Народ этой чужеземной страны, не привыкший к Его чудесам, находился в безмерном изумлении. Напоминание Его о содержании чуда в тайне, по обычаю, было нарушено; пропадала всякая надежда на разобщение с людьми. Исцеление сделано было, по-видимому, в самом близком соседстве с восточным берегом Галилейского озера, и великое множество народа последовало за Иисусом к вершине холма, возвышавшегося над озером (вероятно, близ Вади Семака), куда приносили хромых, слепых, немых, глухих и слагали у ног милосердого врача, который исцелял их. Исполненные сильного и радостного удивления, декаполисские жители не могли насытиться удовольствием видеть Его и, будучи полуязычниками, прославляли Бога Израилева[388]388
  Матф. 15, 29–39, Марк. 8, 1–9.


[Закрыть]
.

Пробывши там три дня, народ, пришедший издалека, истребил все свои съестные припасы. Иисус сжалился над ним и, видя веру его и не желая, чтобы эти люди истомились путем, еще раз предложил пищу в пустыне. Некоторые удивляются, что в ответе на Его выражение сожаления ученики не предупредили или не подсказали, что надо сделать. Мы находим в этом видимый оттенок смирения и правды. Им известно было, что Иисус не допускал ни расточительности в чудесах, ни щедрого и бесполезного действия чудесной силы. Очень часто они бывали и прежде окружаемы народом, но при одном только случае Он напитал его. Кроме того, им памятно было, что после первого подобного чуда Он очень строго выговаривал тем, которые воротились к Нему в ожидании повторения этого дара и употребил в речи такие настойчивые и строгие выражения, что от Него отпали многие из Его приближенных. Следовательно, теперь просить у Него повторения того же чуда для апостолов было бы предосудительно и несогласно с их постоянно возраставшим почтением к Иисусу. Подобная просьба была противна даже их нравственному чувству тем более, что Он упорно отказывал в сотворении знамений по чужой просьбе.

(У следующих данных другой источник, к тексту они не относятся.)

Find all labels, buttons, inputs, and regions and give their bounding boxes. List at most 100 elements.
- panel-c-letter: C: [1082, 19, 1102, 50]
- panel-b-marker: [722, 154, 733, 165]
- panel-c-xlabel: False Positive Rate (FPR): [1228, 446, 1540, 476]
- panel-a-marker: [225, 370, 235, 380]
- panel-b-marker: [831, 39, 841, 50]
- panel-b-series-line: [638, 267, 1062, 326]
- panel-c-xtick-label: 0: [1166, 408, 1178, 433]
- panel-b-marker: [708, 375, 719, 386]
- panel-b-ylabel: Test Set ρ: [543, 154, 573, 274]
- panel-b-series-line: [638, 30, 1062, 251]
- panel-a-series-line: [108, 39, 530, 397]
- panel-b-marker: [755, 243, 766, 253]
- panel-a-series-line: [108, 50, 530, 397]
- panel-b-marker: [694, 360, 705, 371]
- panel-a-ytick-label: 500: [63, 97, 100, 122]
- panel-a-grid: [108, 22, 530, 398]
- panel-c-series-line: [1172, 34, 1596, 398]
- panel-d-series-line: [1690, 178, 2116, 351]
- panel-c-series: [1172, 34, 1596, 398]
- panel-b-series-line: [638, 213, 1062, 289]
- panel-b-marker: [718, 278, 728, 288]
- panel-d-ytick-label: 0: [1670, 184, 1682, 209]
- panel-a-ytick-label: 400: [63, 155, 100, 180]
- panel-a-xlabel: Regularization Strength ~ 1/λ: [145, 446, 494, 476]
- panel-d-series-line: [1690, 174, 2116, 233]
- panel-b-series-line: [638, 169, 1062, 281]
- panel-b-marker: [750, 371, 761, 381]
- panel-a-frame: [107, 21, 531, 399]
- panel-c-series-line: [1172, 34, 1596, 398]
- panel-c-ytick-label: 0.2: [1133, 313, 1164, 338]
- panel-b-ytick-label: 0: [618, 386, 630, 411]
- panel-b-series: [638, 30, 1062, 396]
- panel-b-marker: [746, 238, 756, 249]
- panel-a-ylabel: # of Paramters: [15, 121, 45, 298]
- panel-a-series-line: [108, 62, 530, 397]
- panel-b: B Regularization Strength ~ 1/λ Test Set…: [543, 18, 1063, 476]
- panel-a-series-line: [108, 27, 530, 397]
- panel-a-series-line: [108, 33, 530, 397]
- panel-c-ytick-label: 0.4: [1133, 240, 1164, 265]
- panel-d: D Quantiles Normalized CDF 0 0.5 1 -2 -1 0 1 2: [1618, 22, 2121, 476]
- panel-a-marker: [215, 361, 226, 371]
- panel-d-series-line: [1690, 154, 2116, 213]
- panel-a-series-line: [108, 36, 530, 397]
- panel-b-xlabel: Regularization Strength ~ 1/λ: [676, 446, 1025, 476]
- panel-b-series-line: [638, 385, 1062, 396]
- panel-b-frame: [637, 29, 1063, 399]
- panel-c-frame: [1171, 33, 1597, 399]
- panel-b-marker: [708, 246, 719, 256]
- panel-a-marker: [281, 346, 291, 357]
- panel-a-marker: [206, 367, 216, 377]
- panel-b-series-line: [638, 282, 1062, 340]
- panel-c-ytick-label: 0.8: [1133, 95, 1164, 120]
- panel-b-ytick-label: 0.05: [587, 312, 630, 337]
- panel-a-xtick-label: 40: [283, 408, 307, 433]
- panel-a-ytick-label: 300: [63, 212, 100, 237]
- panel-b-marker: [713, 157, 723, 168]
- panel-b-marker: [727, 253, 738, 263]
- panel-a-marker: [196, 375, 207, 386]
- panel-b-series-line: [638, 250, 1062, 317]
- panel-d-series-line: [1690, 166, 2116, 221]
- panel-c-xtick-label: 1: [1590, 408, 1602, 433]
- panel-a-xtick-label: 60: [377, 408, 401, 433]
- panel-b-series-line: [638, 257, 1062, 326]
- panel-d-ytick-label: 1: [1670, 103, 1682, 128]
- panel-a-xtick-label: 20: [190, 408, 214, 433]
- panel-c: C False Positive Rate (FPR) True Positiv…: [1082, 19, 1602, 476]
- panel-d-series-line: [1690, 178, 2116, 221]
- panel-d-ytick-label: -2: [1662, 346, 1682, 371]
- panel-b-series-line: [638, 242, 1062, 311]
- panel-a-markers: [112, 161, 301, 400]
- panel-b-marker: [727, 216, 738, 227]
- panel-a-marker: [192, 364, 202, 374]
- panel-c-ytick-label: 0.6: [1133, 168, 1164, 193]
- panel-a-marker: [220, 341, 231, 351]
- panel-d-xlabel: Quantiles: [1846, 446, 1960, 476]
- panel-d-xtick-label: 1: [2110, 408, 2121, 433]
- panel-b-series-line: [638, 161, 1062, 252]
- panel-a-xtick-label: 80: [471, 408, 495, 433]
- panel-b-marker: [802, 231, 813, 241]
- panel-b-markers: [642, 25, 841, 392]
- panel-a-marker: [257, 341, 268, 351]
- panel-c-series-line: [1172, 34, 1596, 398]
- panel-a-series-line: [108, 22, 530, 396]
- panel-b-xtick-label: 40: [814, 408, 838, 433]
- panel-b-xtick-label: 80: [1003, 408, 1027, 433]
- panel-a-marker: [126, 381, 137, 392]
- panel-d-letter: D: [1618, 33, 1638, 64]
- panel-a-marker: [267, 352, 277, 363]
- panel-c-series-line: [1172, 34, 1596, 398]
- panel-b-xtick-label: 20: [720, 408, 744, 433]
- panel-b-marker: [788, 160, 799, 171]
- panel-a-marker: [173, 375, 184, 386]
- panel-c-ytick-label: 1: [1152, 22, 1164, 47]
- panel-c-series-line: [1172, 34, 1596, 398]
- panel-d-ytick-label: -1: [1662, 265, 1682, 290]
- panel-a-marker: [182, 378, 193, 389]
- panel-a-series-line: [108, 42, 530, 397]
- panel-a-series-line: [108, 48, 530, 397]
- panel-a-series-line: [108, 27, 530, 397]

Все свое внимание к их прошениям Он соблюдал к тому времени, когда они вполне уверуют и приготовятся к великому делу служения. Когда народ сел по местам, апостолы стали раздавать увеличивавшиеся чудесным образом семь хлебов и несколько небольших рыб, а потом, уже не дожидаясь приказания, собрали остатки и наполнили ими семь больших веревочных корзин, после насыщения досыта четырех тысяч народу, не включая женщин и детей. Потом тихо и мирно, без выражения со стороны народа шумного возбуждения, какое замечено было при первом чуде, Спаситель и апостолы отпустили по домам радостную толпу, исполненную живейшей благодарности.